BRASIL – Intensificação da caça ilegal na Amazônia devido à estiagem favorece extinção de espécies ameaçadas, alerta diretor do Ibama.

O diretor de fiscalização ambiental do Instituto Brasileiro do Meio Ambiente e dos Recursos Naturais Renováveis (Ibama), Johnatan Santos, alertou em entrevista à TV Brasil sobre a intensificação da caça e pesca ilegais de espécies amazônicas ameaçadas de extinção, devido à estiagem causada pela mudança climática. Segundo Santos, a baixa da água facilita a captura dos animais de forma rápida pelos criminosos, tornando a visualização mais fácil.

A declaração veio após a recente apreensão de um peixe-boi-da-amazônia abatido na orla do Rio Tefé, no estado do Amazonas. Além disso, a operação realizada pelo Ibama resultou na apreensão de 422 kg de carne de pirarucu sendo comercializada na Feira Municipal de Tefé, sem comprovação de manejo autorizado.

Santos ressaltou que a intensificação da ação predatória representa uma ameaça de extinção efetiva desses animais a médio e longo prazo, destacando o papel do peixe-boi na cadeia alimentar e alertando para o desequilíbrio que a extinção dessa espécie poderia causar no ecossistema aquático.

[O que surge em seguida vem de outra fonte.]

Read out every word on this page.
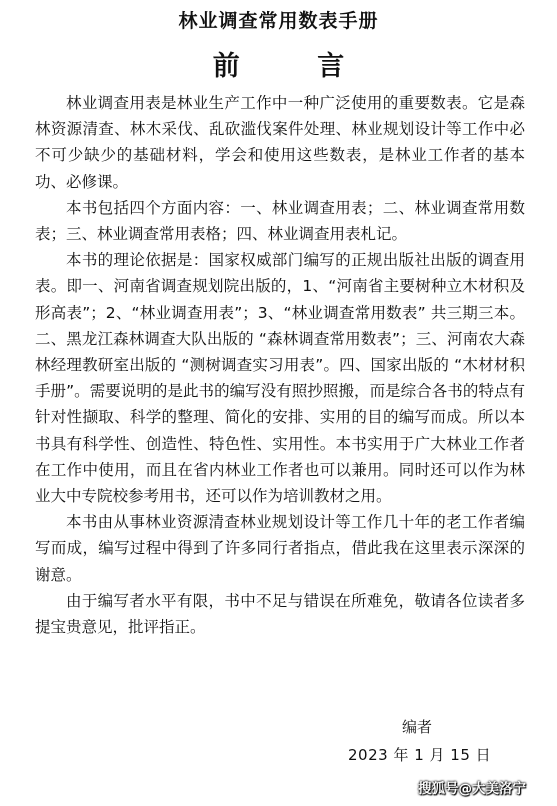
林业调查常用数表手册
前 言

林业调查用表是林业生产工作中一种广泛使用的重要数表。它是森林资源清查、林木采伐、乱砍滥伐案件处理、林业规划设计等工作中必不可少缺少的基础材料，学会和使用这些数表，是林业工作者的基本功、必修课。

本书包括四个方面内容：一、林业调查用表；二、林业调查常用数表；三、林业调查常用表格；四、林业调查用表札记。

本书的理论依据是：国家权威部门编写的正规出版社出版的调查用表。即一、河南省调查规划院出版的，1、“河南省主要树种立木材积及形高表”；2、“林业调查用表”；3、“林业调查常用数表” 共三期三本。二、黑龙江森林调查大队出版的 “森林调查常用数表”；三、河南农大森林经理教研室出版的 “测树调查实习用表”。四、国家出版的 “木材材积手册”。需要说明的是此书的编写没有照抄照搬，而是综合各书的特点有针对性撷取、科学的整理、简化的安排、实用的目的编写而成。所以本书具有科学性、创造性、特色性、实用性。本书实用于广大林业工作者在工作中使用，而且在省内林业工作者也可以兼用。同时还可以作为林业大中专院校参考用书，还可以作为培训教材之用。

本书由从事林业资源清查林业规划设计等工作几十年的老工作者编写而成，编写过程中得到了许多同行者指点，借此我在这里表示深深的谢意。

由于编写者水平有限，书中不足与错误在所难免，敬请各位读者多提宝贵意见，批评指正。

编者
2023 年 1 月 15 日
搜狐号@大美洛宁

As denúncias dos crimes têm partido de organizações não governamentais e do Instituto Chico Mendes de Conservação da Biodiversidade (ICMBio), resultando em multas no valor de R$12 mil. O Ibama, em parceria com outros órgãos, monitora os rios e realiza fiscalizações para coibir práticas que possam piorar a situação, como o garimpo ilegal.

O trabalho de fiscalização apontou que os infratores utilizam diversos métodos ilegais, como redes de pesca malhadeira, arpões, martelos e armas de fogo. A carne dos animais é posteriormente comercializada em locais sem autorização sanitária. O Ibama tem concentrado esforços em pontos estratégicos onde a caça ilegal é mais frequente.

Devido à dimensão da Bacia do Amazonas, a recuperação do volume de água dos rios depende da volta das chuvas em toda a região. Santos expressou a esperança de que a partir do final de outubro, as chuvas cheguem e os rios possam voltar aos níveis normais, contribuindo para a preservação da fauna aquática da região amazônica.